The box is sitting in my closet right now. I haven't even opened it to read the instructions. And I’ve already had one visit with my doctor where I had to admit not having taken it.
Every few weeks I think, "I should do that test." And then I don't.
My worry is that it will disrupt my “precious” routine. And time will present itself next week for me to do it. Time I don’t have this week.
It was during my research for this very piece that I realized: I'm doing exactly what every human and business owner does when it comes to difficult decisions, situations or challenges. We make up a narrative about how hard it will be. Convincing ourselves that “Future Me” will handle it better. And the whole time, the box just sits there.
In wealth management we all do this in different forms and fashions. We push the CRM migration to next quarter. We defer the equity conversation until "after this market volatility settles." We tell ourselves we'll tackle the service model redesign when we have more clarity, more time, more bandwidth.
But here's what the research shows: Our future self is not more disciplined than we are today. Future us doesn't have more time. Future us isn't better at hard conversations. Future us is just today you with less runway and more urgent problems.
When you think about yourself 10 years from now, your brain lights up the same way it does when you think about a stranger on the street.
This isn't metaphorical. This is actual neuroscience.
It should make us all pause.
Hal Hershfield (who I deem to be the father of the concept of Present You vs. Future You) did research that shows that the neural activity when thinking about your Future Self is nearly identical to the activity when thinking about a complete stranger.
Your medial prefrontal cortex (nerding out a bit here)—the part of your brain that handles self-referential processing—basically shrugs when you imagine Future You.
To your brain, "Future Me" isn't "Me." It's some other guy who'll figure it out.
This explains why you can push off that succession conversation for the 47th time and still sleep at night.
Your brain doesn't register this as screwing yourself over. It registers it as delegating a problem to someone else.
Jerry Seinfeld has a bit about this—Night Guy stays up late, makes a mess, eats garbage, because Morning Guy has to deal with it. Morning Guy wakes up furious: "What was Night Guy thinking?" But Night Guy doesn't care. He's not Morning Guy.
That's exactly what's happening with us. We're Night Guy, pushing problems to Morning Guy, except Morning Guy is you in six months. And he's going to be just as pissed.
But the stranger phenomenon is just the first mechanism working against you. There are four more.
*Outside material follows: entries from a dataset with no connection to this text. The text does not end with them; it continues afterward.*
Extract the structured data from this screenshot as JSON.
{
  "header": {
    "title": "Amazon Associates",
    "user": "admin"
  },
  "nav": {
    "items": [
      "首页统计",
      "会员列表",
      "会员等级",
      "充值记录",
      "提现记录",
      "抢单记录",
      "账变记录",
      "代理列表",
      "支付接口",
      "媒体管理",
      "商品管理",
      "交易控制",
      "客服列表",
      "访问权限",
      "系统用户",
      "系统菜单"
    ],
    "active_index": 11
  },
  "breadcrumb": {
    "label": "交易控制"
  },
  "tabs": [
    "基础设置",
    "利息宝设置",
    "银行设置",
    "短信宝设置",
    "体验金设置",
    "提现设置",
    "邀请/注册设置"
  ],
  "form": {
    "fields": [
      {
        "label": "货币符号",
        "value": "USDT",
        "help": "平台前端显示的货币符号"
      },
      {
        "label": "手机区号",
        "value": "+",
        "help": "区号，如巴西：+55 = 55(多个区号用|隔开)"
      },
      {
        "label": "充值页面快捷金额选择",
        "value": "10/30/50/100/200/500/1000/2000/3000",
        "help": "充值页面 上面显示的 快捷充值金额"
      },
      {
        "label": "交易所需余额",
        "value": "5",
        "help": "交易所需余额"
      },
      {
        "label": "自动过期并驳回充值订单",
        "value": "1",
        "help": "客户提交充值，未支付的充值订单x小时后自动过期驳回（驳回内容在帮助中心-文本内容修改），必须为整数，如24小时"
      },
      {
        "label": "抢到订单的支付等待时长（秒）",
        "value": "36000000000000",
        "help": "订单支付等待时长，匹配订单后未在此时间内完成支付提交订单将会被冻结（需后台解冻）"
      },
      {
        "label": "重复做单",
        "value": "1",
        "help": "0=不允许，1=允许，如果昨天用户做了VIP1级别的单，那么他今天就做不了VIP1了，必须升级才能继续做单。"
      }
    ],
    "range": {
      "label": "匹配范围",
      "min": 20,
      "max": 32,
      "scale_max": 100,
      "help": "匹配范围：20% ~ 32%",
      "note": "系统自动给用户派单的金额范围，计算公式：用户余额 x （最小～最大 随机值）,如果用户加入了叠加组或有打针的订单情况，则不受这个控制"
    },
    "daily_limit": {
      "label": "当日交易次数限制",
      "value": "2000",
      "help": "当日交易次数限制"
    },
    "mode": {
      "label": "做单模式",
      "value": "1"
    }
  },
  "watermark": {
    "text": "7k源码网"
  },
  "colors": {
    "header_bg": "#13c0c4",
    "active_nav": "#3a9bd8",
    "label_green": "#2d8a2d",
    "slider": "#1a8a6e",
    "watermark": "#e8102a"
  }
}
First: Your brain can't weigh immediate pain against future gain. Behavioral economists call this "intertemporal choice," any decision where costs and benefits are spread across time. The cost of a CRM migration is felt immediately: the cognitive load, the weekend work, the staff pushback. The benefits—greater scalability, cleaner data, greater efficiency—are abstract and distant. Your brain discounts the future benefit because it can't really feel it. But it can absolutely feel today's pain.
Second: Hyperbolic discounting. Here's the classic example. If I offer you $100 today or $110 in a year, you take the $100. The extra $10 isn't worth waiting for. But if I offer you $100 in five years or $110 in six years, you'll wait for the $110. Why? Because both options are distant, so your brain's discount rate flattens out. You can be rational about far-future tradeoffs.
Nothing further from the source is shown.